21 Ein andermal sagte Jesus zu ihnen: Ich gehe fort und ihr werdet mich suchen und ihr werdet in eurer Sünde sterben. Wohin ich gehe, dorthin könnt ihr nicht gelangen. 22 Da sagten die Juden: Will er sich etwa umbringen? Warum sagt er sonst: Wohin ich gehe, dorthin könnt ihr nicht gelangen? 23 Er sagte zu ihnen: Ihr stammt von unten, ich stamme von oben; ihr seid aus dieser Welt, ich bin nicht aus dieser Welt. 24 Ich habe euch gesagt: Ihr werdet in euren Sünden sterben; denn wenn ihr nicht glaubt, dass ich es bin, werdet ihr in euren Sünden sterben. 25 Da fragten sie ihn: Wer bist du denn? Jesus antwortete: Warum rede ich überhaupt noch mit euch? 26 Ich hätte noch viel über euch zu sagen und viel zu richten, aber er, der mich gesandt hat, ist wahrhaftig, und was ich von ihm gehört habe, das sage ich der Welt. 27 Sie verstanden nicht, dass er damit den Vater meinte. 28 Da sagte Jesus zu ihnen: Wenn ihr den Menschensohn erhöht habt, dann werdet ihr erkennen, dass Ich es bin. Ihr werdet erkennen, dass ich nichts von mir aus tue, sondern nur das sage, was mich der Vater gelehrt hat. 29 Und er, der mich gesandt hat, ist bei mir; er hat mich nicht alleingelassen, weil ich immer das tue, was ihm gefällt. 30 Als Jesus das sagte, kamen viele zum Glauben an ihn.

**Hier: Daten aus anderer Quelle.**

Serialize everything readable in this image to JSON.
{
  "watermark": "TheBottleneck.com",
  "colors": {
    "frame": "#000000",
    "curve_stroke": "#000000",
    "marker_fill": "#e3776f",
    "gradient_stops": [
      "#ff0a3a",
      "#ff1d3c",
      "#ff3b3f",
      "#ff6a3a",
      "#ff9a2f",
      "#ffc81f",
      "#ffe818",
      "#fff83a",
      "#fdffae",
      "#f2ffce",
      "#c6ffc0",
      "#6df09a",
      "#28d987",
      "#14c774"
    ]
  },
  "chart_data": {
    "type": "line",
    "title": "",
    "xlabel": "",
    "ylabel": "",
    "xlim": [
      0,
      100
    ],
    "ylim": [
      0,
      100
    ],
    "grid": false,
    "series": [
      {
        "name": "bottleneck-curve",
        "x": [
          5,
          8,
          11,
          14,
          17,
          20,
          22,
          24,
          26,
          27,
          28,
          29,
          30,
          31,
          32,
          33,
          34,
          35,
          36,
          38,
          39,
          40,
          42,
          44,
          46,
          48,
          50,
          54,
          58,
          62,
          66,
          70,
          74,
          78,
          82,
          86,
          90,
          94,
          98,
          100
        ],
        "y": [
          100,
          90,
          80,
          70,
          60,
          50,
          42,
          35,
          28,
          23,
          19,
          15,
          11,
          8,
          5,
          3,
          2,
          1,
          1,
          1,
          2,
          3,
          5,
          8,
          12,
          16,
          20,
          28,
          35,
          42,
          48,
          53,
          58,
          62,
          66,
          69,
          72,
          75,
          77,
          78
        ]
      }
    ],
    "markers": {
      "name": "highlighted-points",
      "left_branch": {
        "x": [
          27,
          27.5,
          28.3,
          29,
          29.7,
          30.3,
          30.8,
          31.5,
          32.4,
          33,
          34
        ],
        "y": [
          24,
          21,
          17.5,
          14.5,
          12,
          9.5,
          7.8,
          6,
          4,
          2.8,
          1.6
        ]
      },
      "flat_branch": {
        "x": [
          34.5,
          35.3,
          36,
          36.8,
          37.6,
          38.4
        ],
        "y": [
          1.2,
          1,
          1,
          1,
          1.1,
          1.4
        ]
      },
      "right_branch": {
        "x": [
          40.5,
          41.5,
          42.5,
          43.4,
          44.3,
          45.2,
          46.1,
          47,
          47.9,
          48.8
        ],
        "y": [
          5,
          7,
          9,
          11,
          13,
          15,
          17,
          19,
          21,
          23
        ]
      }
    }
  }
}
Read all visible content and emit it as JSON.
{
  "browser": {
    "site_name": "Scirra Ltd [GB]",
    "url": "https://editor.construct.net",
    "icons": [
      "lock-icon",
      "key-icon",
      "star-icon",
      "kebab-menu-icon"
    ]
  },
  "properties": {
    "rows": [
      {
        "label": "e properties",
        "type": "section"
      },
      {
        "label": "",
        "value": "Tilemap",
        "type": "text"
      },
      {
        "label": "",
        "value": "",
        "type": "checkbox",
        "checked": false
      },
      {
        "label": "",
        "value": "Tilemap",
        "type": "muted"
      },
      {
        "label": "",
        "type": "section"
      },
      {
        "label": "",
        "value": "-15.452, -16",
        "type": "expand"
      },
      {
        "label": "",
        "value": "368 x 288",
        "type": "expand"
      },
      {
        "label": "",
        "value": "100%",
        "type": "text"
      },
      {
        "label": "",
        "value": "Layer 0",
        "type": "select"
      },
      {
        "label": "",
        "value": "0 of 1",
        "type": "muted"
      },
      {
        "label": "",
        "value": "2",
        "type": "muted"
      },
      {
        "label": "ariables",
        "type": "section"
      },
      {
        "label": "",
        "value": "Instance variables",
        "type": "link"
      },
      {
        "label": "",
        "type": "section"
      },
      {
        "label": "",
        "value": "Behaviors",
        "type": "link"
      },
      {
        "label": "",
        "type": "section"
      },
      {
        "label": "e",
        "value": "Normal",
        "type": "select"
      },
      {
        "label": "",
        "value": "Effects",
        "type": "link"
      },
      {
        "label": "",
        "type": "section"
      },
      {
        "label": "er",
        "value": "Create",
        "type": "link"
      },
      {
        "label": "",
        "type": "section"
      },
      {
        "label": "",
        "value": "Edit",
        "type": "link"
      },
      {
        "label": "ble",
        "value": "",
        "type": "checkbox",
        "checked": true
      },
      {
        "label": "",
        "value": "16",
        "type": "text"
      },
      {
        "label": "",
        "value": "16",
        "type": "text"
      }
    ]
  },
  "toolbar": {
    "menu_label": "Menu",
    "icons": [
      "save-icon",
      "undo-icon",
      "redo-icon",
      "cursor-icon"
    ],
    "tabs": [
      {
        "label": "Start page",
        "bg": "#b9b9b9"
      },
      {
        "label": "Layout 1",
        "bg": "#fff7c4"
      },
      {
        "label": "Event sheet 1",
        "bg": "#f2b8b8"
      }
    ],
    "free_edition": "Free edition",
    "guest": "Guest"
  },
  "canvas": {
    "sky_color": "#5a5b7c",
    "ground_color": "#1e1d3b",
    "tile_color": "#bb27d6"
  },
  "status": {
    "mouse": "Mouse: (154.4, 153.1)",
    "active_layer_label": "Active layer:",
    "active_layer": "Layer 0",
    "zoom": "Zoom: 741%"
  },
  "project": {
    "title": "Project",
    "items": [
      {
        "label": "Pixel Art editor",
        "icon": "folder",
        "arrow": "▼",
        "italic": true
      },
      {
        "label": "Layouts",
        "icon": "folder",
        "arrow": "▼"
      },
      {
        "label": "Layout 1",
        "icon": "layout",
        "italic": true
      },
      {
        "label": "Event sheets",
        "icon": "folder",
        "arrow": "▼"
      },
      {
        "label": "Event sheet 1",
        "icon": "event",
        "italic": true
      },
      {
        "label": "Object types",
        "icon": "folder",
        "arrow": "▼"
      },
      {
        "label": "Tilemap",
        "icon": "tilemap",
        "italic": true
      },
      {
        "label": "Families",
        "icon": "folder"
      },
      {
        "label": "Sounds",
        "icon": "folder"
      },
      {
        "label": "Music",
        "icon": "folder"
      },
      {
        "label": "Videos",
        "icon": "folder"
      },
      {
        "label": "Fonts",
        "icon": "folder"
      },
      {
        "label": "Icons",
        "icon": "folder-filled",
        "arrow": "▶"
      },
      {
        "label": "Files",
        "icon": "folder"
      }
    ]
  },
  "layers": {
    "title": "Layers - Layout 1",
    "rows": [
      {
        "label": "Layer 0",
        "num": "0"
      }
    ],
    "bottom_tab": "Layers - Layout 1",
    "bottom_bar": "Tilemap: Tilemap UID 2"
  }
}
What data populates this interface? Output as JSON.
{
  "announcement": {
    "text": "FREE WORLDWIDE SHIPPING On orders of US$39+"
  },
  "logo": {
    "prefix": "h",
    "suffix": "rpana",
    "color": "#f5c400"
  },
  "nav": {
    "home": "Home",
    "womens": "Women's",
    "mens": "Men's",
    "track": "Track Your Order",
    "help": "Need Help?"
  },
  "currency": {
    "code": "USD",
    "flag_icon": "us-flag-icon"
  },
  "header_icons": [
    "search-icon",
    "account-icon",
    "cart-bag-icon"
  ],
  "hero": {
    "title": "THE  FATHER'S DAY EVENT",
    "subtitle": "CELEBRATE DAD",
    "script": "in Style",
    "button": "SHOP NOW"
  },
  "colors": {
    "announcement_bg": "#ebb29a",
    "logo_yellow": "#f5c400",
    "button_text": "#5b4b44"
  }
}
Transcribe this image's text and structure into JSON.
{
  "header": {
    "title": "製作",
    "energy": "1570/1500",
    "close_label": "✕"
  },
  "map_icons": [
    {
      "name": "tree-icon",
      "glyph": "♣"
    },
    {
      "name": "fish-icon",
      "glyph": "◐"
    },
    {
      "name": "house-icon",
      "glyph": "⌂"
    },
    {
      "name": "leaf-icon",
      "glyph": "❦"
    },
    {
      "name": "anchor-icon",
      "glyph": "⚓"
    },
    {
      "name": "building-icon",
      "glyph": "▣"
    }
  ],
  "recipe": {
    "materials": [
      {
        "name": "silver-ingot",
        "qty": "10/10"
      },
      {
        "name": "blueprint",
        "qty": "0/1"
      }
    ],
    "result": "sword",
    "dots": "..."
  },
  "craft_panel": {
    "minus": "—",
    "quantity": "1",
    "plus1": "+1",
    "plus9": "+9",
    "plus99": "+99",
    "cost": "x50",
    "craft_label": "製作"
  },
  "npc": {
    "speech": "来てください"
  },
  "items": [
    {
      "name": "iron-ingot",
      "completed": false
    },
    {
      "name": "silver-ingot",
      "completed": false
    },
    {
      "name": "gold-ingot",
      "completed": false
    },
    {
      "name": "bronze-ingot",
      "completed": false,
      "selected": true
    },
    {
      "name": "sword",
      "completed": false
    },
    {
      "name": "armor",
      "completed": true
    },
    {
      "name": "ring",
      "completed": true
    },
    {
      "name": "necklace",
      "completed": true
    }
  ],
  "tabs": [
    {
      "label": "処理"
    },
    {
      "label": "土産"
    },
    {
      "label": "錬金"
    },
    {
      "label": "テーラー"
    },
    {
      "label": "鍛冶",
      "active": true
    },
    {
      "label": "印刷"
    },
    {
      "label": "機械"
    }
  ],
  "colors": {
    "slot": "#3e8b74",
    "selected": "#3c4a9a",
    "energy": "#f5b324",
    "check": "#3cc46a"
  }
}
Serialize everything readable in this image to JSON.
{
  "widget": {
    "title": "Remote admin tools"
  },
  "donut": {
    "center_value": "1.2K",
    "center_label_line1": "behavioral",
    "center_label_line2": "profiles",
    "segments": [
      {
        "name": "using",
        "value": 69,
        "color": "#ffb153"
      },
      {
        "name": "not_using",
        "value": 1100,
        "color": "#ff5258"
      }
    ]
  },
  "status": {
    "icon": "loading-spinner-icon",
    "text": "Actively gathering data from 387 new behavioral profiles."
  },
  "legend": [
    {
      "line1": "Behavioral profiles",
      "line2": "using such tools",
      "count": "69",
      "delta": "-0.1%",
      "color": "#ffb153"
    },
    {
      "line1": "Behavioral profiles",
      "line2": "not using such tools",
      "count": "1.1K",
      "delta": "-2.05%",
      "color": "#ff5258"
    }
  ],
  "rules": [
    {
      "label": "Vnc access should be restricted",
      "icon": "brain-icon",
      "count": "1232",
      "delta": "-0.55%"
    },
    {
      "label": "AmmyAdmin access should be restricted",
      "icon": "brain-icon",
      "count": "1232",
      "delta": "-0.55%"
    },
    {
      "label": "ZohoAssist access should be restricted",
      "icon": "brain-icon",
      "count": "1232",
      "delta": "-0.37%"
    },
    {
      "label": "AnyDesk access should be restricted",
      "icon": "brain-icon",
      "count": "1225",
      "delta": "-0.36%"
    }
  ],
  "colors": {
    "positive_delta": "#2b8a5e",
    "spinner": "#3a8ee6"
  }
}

12 Als Jesus ein andermal zu ihnen redete, sagte er: Ich bin das Licht der Welt. Wer mir nachfolgt, wird nicht in der Finsternis umhergehen, sondern wird das Licht des Lebens haben.
Wann genau und zu wem Jesus redet, bleibt zu Beginn des Abschnitts unklar. Aber was Jesus sagt, hat es in sich: „Ich bin das Licht der Welt.“ Die Aussage erinnert an den Gottesknecht aus dem Propheten Jesaja. Ihn macht Gott „zum Bund mit dem Volk, zum Licht der Nationen, um blinde Augen zu öffnen, Gefangene aus dem Kerker zu holen und die im Dunkeln sitzen aus der Haft“ (42,6f). Und in 49,6 hebt Jesaja die Dimension des Gottesknechts als „Licht der Nationen“ hervor, wenn er sagt: „Ich mache dich zum Licht der Nationen, damit mein Heil bis an das Ende der Erde reicht.“ Unter der Weltordnung Roms wird das Licht des Messias, das in die Welt kam (Joh 1,7ff) zum Gericht. Es leuchtet hinein in die Finsternis dieser Weltordnung und bringt ihre Vergehen ans Licht (3,19ff). Umgekehrt gilt: „Wer aber die Wahrheit tut, kommt zum Licht, damit offenbar wird, dass seine Taten in Gott vollbracht sind“ (3,21).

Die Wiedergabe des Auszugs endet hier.